In our cohort, patients treated with lower dose RT had significantly lower radiation dose to the heart and liver, consistent with prior results. Although this is true, patients treated more recently also underwent treatment with DIBH, which also could contribute to more favorable dosimetry. A larger proportion of reduced dose RT patients were treated with DIBH compared with standard dose (31% vs 19%). V20 heart dose, in addition to mean dose, was used to assess for cardiotoxicity to evaluate exposure of the inferior margin of the heart during gMALT treatment.28, 29, 30 Cardiovascular toxicity is a substantial concern in lymphoma patients., Given the linear, no-threshold radiation dose response relationship between mean heart dose and risk of cardiovascular,33, 34, 35 any possible reduction of heart dose may benefit lymphoma patients. Therefore, the significantly lower heart dose in the reduced RT group may be clinically valuable. Furthermore, recent literature has suggested radiation therapy may have a role in the risk of developing diabetes mellitus (DM). In a recent publication by van Nimwegen et al, higher doses of RT (≥36 Gy) increased the risk of developing DM in patients with Hodgkin lymphoma. Lower doses (10-35 Gy) did not. Other studies showed that even lower doses of RT (≥10 Gy or ≤26 Gy) are associated with increased risk of developing DM. Although we did not assess radiation dose to the pancreas in our study, lower RT doses will likely reduce exposure of the pancreas and risk of developing DM. Overall, acute or early toxicity was not significantly different between the 2 groups, likely secondary to the low relative dose used for the treatment of lymphomas. The use of IMRT and DIBH also minimizes radiation exposure to organs at risk and therefore, lowers toxicity. Moreover, higher percentage of reduced RT patients received treatment planning with IMRT or VMAT that could have further contributed to the lower radiation dose to the organs at risk. The success of dose reduction as shown in this study raises the question of whether ultralow dose radiation therapy can obtain similar results. A prospective clinical trial is currently evaluating the 1 year response rate for 4 Gy in 2 fractions.

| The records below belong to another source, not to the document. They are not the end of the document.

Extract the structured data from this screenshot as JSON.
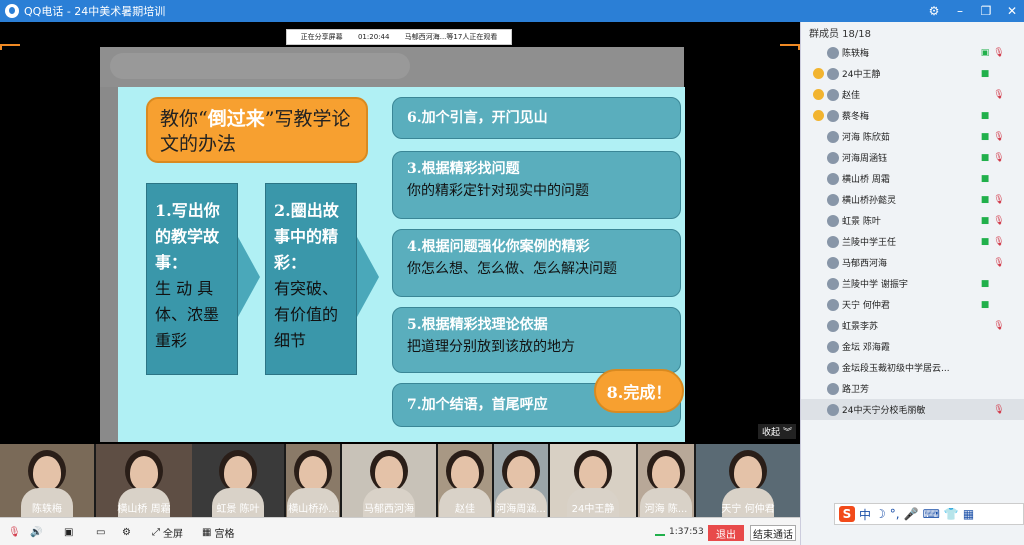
{
  "window": {
    "title": "QQ电话 - 24中美术暑期培训"
  },
  "share_bar": {
    "label": "正在分享屏幕",
    "time": "01:20:44",
    "watchers": "马郁西河海...等17人正在观看"
  },
  "slide": {
    "heading_pre": "教你“",
    "heading_hl": "倒过来",
    "heading_post": "”写教学论文的办法",
    "box1_title": "1.写出你的教学故事：",
    "box1_sub": "生 动 具 体、浓墨重彩",
    "box2_title": "2.圈出故事中的精彩：",
    "box2_sub": "有突破、有价值的细节",
    "item6": "6.加个引言，开门见山",
    "item3_title": "3.根据精彩找问题",
    "item3_sub": "你的精彩定针对现实中的问题",
    "item4_title": "4.根据问题强化你案例的精彩",
    "item4_sub": "你怎么想、怎么做、怎么解决问题",
    "item5_title": "5.根据精彩找理论依据",
    "item5_sub": "把道理分别放到该放的地方",
    "item7": "7.加个结语，首尾呼应",
    "item8": "8.完成！"
  },
  "collapse_label": "收起",
  "panel": {
    "header": "群成员 18/18",
    "members": [
      {
        "name": "陈轶梅"
      },
      {
        "name": "24中王静"
      },
      {
        "name": "赵佳"
      },
      {
        "name": "蔡冬梅"
      },
      {
        "name": "河海 陈欣茹"
      },
      {
        "name": "河海周涵钰"
      },
      {
        "name": "横山桥 周霜"
      },
      {
        "name": "横山桥孙懿灵"
      },
      {
        "name": "虹景 陈叶"
      },
      {
        "name": "兰陵中学王任"
      },
      {
        "name": "马郁西河海"
      },
      {
        "name": "兰陵中学 谢振宇"
      },
      {
        "name": "天宁 何仲君"
      },
      {
        "name": "虹景李苏"
      },
      {
        "name": "金坛 邓海霞"
      },
      {
        "name": "金坛段玉裁初级中学居云..."
      },
      {
        "name": "路卫芳"
      },
      {
        "name": "24中天宁分校毛丽敏"
      }
    ]
  },
  "thumbs": [
    {
      "label": "陈轶梅"
    },
    {
      "label": "横山桥 周霜"
    },
    {
      "label": "虹景 陈叶"
    },
    {
      "label": "横山桥孙..."
    },
    {
      "label": "马郁西河海"
    },
    {
      "label": "赵佳"
    },
    {
      "label": "河海周涵..."
    },
    {
      "label": "24中王静"
    },
    {
      "label": "河海 陈..."
    },
    {
      "label": "天宁 何仲君"
    }
  ],
  "toolbar": {
    "fullscreen": "全屏",
    "grid": "宫格",
    "timer": "1:37:53",
    "exit": "退出",
    "end": "结束通话"
  },
  "ime": {
    "logo": "S",
    "mode": "中"
  }
}
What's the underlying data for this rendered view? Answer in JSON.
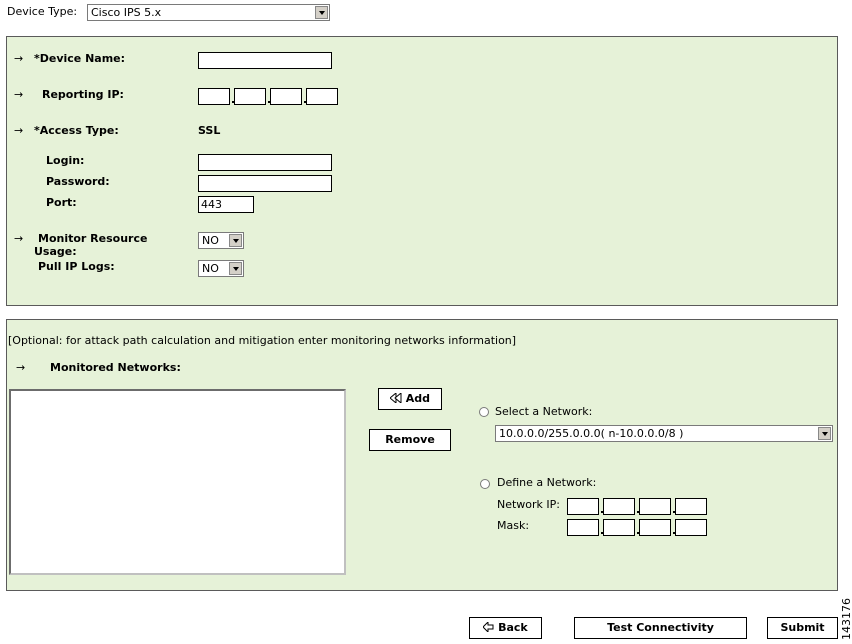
{
  "device_type": {
    "label": "Device Type:",
    "selected": "Cisco IPS 5.x"
  },
  "main_panel": {
    "device_name_label": "*Device Name:",
    "reporting_ip_label": "Reporting IP:",
    "access_type_label": "*Access Type:",
    "access_type_value": "SSL",
    "login_label": "Login:",
    "password_label": "Password:",
    "port_label": "Port:",
    "port_value": "443",
    "monitor_resource_label_1": "Monitor Resource",
    "monitor_resource_label_2": "Usage:",
    "monitor_resource_value": "NO",
    "pull_ip_logs_label": "Pull IP Logs:",
    "pull_ip_logs_value": "NO"
  },
  "networks_panel": {
    "optional_note": "[Optional: for attack path calculation and mitigation enter monitoring networks information]",
    "monitored_networks_label": "Monitored Networks:",
    "add_button": "Add",
    "remove_button": "Remove",
    "select_network_label": "Select a Network:",
    "select_network_value": "10.0.0.0/255.0.0.0( n-10.0.0.0/8 )",
    "define_network_label": "Define a Network:",
    "network_ip_label": "Network IP:",
    "mask_label": "Mask:"
  },
  "footer": {
    "back_button": "Back",
    "test_connectivity_button": "Test Connectivity",
    "submit_button": "Submit"
  },
  "figure_number": "143176",
  "icons": {
    "row_arrow": "→",
    "back_arrow": "back-arrow-icon",
    "add_arrow": "add-arrow-icon"
  },
  "colors": {
    "panel_background": "#e6f2d8",
    "panel_border": "#5a5a5a"
  }
}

This study has several limitations. The RT dose was not randomized and was given based on physician preference. Moreover, the sample size was small, and number of events was low which underpowered the statistical analysis and the generalizability of our conclusions. Furthermore, the follow-up period was limited especially for the reduced RT group. Thus, continued follow-up is warranted to confirm disease control.

Conclusions

This study further illustrates the excellent outcome of RT as frontline and salvage treatment for gMALT lymphoma. Reduced dose of RT (23.5-27 Gy) achieves excellent first posttreatment response rate, comparable to standard dose radiation therapy, yielding low toxicity and a shorter treatment course for patients. The reduced dose RT group will continue to be followed to confirm these results and long-term outcomes.